Beschermingsklassen worden in de elektrotechniek gebruikt om elektrische bedrijfsmiddelen te categoriseren en te labelen met betrekking tot de aanwezige veiligheidsmaatregelen om een elektrische schokt te vermijden. De beschermingsklassen voor elektrische apparaten geven aan hoe groot het risico voor mensen is wanneer ze het apparaat aanraken.
Alle apparaten die zijn gemarkeerd met beschermingsklasse III of geen aardingsaansluiting of isolatiesymbool hebben, moeten worden aangesloten op veilige kleinspanning. Voor
inductieve naderingsschakelaars kan dit SELV of PELV zijn. Waar moet u op letten? Demonteer geïsoleerde apparaten nooit zelf, want na samenbouw kan de beschermende maatregel vervallen. Apparaten met een beschadigde behuizing zijn niet langer geïsoleerd.
Beschermingsisolatie
Dit is een extra isolatie naast de operationele isolatie die er onafhankelijk van is. Er kan voor worden gezorgd dat alle onderdelen die onder spanning kunnen komen te staan als de bedrijfsisolatie het begeeft, stevig en permanent bedekt zijn met isolatiemateriaal. Apparaten met beschermende isolatie zijn te herkennen aan het gestandaardiseerde symbool op het typeplaatje.
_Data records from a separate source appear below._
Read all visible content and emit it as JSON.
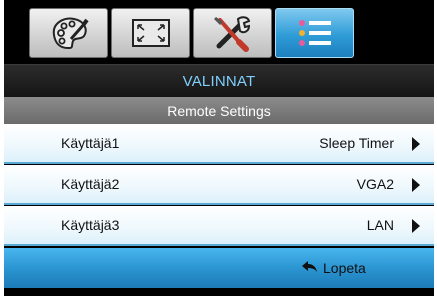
{
  "tabs": [
    {
      "icon": "palette-icon"
    },
    {
      "icon": "screen-resize-icon"
    },
    {
      "icon": "tools-icon"
    },
    {
      "icon": "list-icon",
      "active": true
    }
  ],
  "title": "VALINNAT",
  "section": "Remote Settings",
  "rows": [
    {
      "label": "Käyttäjä1",
      "value": "Sleep Timer"
    },
    {
      "label": "Käyttäjä2",
      "value": "VGA2"
    },
    {
      "label": "Käyttäjä3",
      "value": "LAN"
    }
  ],
  "footer": {
    "exit_label": "Lopeta"
  },
  "colors": {
    "accent": "#2b95d2",
    "title_text": "#7fd0ff"
  }
}
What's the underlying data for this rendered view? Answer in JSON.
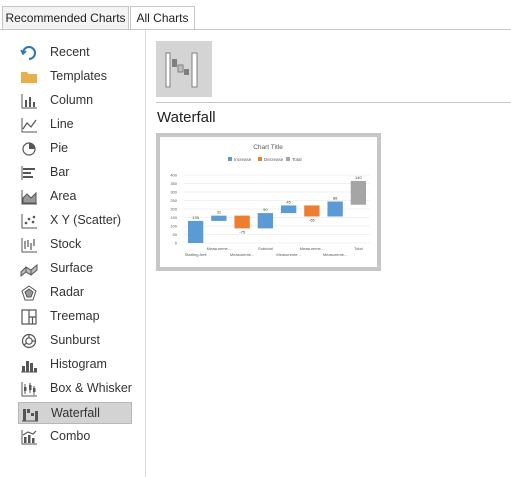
{
  "tabs": [
    {
      "label": "Recommended Charts",
      "selected": false
    },
    {
      "label": "All Charts",
      "selected": true
    }
  ],
  "sidebar": {
    "items": [
      {
        "label": "Recent",
        "icon": "recent-icon"
      },
      {
        "label": "Templates",
        "icon": "folder-icon"
      },
      {
        "label": "Column",
        "icon": "column-chart-icon"
      },
      {
        "label": "Line",
        "icon": "line-chart-icon"
      },
      {
        "label": "Pie",
        "icon": "pie-chart-icon"
      },
      {
        "label": "Bar",
        "icon": "bar-chart-icon"
      },
      {
        "label": "Area",
        "icon": "area-chart-icon"
      },
      {
        "label": "X Y (Scatter)",
        "icon": "scatter-chart-icon"
      },
      {
        "label": "Stock",
        "icon": "stock-chart-icon"
      },
      {
        "label": "Surface",
        "icon": "surface-chart-icon"
      },
      {
        "label": "Radar",
        "icon": "radar-chart-icon"
      },
      {
        "label": "Treemap",
        "icon": "treemap-chart-icon"
      },
      {
        "label": "Sunburst",
        "icon": "sunburst-chart-icon"
      },
      {
        "label": "Histogram",
        "icon": "histogram-chart-icon"
      },
      {
        "label": "Box & Whisker",
        "icon": "box-whisker-chart-icon"
      },
      {
        "label": "Waterfall",
        "icon": "waterfall-chart-icon",
        "selected": true
      },
      {
        "label": "Combo",
        "icon": "combo-chart-icon"
      }
    ]
  },
  "main": {
    "subtype_icon": "waterfall-chart-icon",
    "heading": "Waterfall"
  },
  "colors": {
    "increase": "#5b9bd5",
    "decrease": "#ed7d31",
    "total": "#a5a5a5",
    "selected_bg": "#d3d3d3",
    "icon_blue": "#2e75b6",
    "folder": "#e8b04b"
  },
  "chart_data": {
    "type": "bar",
    "title": "Chart Title",
    "legend": [
      "Increase",
      "Decrease",
      "Total"
    ],
    "legend_position": "top",
    "ylim": [
      0,
      400
    ],
    "yticks": [
      0,
      50,
      100,
      150,
      200,
      250,
      300,
      350,
      400
    ],
    "categories": [
      "Starting Amt",
      "Measureme...",
      "Measureme...",
      "Subtotal",
      "Measureme...",
      "Measureme...",
      "Measureme...",
      "Total"
    ],
    "category_labels_row1": [
      "",
      "Measureme...",
      "",
      "Subtotal",
      "",
      "Measureme...",
      "",
      "Total"
    ],
    "category_labels_row2": [
      "Starting Amt",
      "",
      "Measureme...",
      "",
      "Measureme...",
      "",
      "Measureme...",
      ""
    ],
    "values": [
      130,
      31,
      -75,
      90,
      45,
      -65,
      88,
      140
    ],
    "value_labels": [
      "130",
      "31",
      "-75",
      "90",
      "45",
      "-65",
      "88",
      "140"
    ],
    "kinds": [
      "increase",
      "increase",
      "decrease",
      "increase",
      "increase",
      "decrease",
      "increase",
      "total"
    ],
    "bars": [
      {
        "low": 0,
        "high": 130,
        "kind": "increase"
      },
      {
        "low": 130,
        "high": 161,
        "kind": "increase"
      },
      {
        "low": 86,
        "high": 161,
        "kind": "decrease"
      },
      {
        "low": 86,
        "high": 176,
        "kind": "increase"
      },
      {
        "low": 176,
        "high": 221,
        "kind": "increase"
      },
      {
        "low": 156,
        "high": 221,
        "kind": "decrease"
      },
      {
        "low": 156,
        "high": 244,
        "kind": "increase"
      },
      {
        "low": 225,
        "high": 365,
        "kind": "total"
      }
    ],
    "grid": true
  }
}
PELV Protective-Extra-Low-Voltage
Laagspanning met veilige isolatie (is een geaarde variant van SELV). De specificatie als een PELV-systeem in overeenstemming met IEC364-4-41 omvat twee beschermende maatregelen ("dubbele isolatie") tegen direct en indirect contact met gevaarlijke spanningen door middel van een "veilige scheiding" van de primaire en secundaire zijden die in het apparaat worden gerealiseerd.
SELV Safety-Extra-Low-Voltage "SELV-spanning"
De specificatie als SELV-systeem omvat een beschermingsmaatregel tegen direct en indirect contact met gevaarlijke spanningen door middel van een in het apparaat gerealiseerde "veilige scheiding".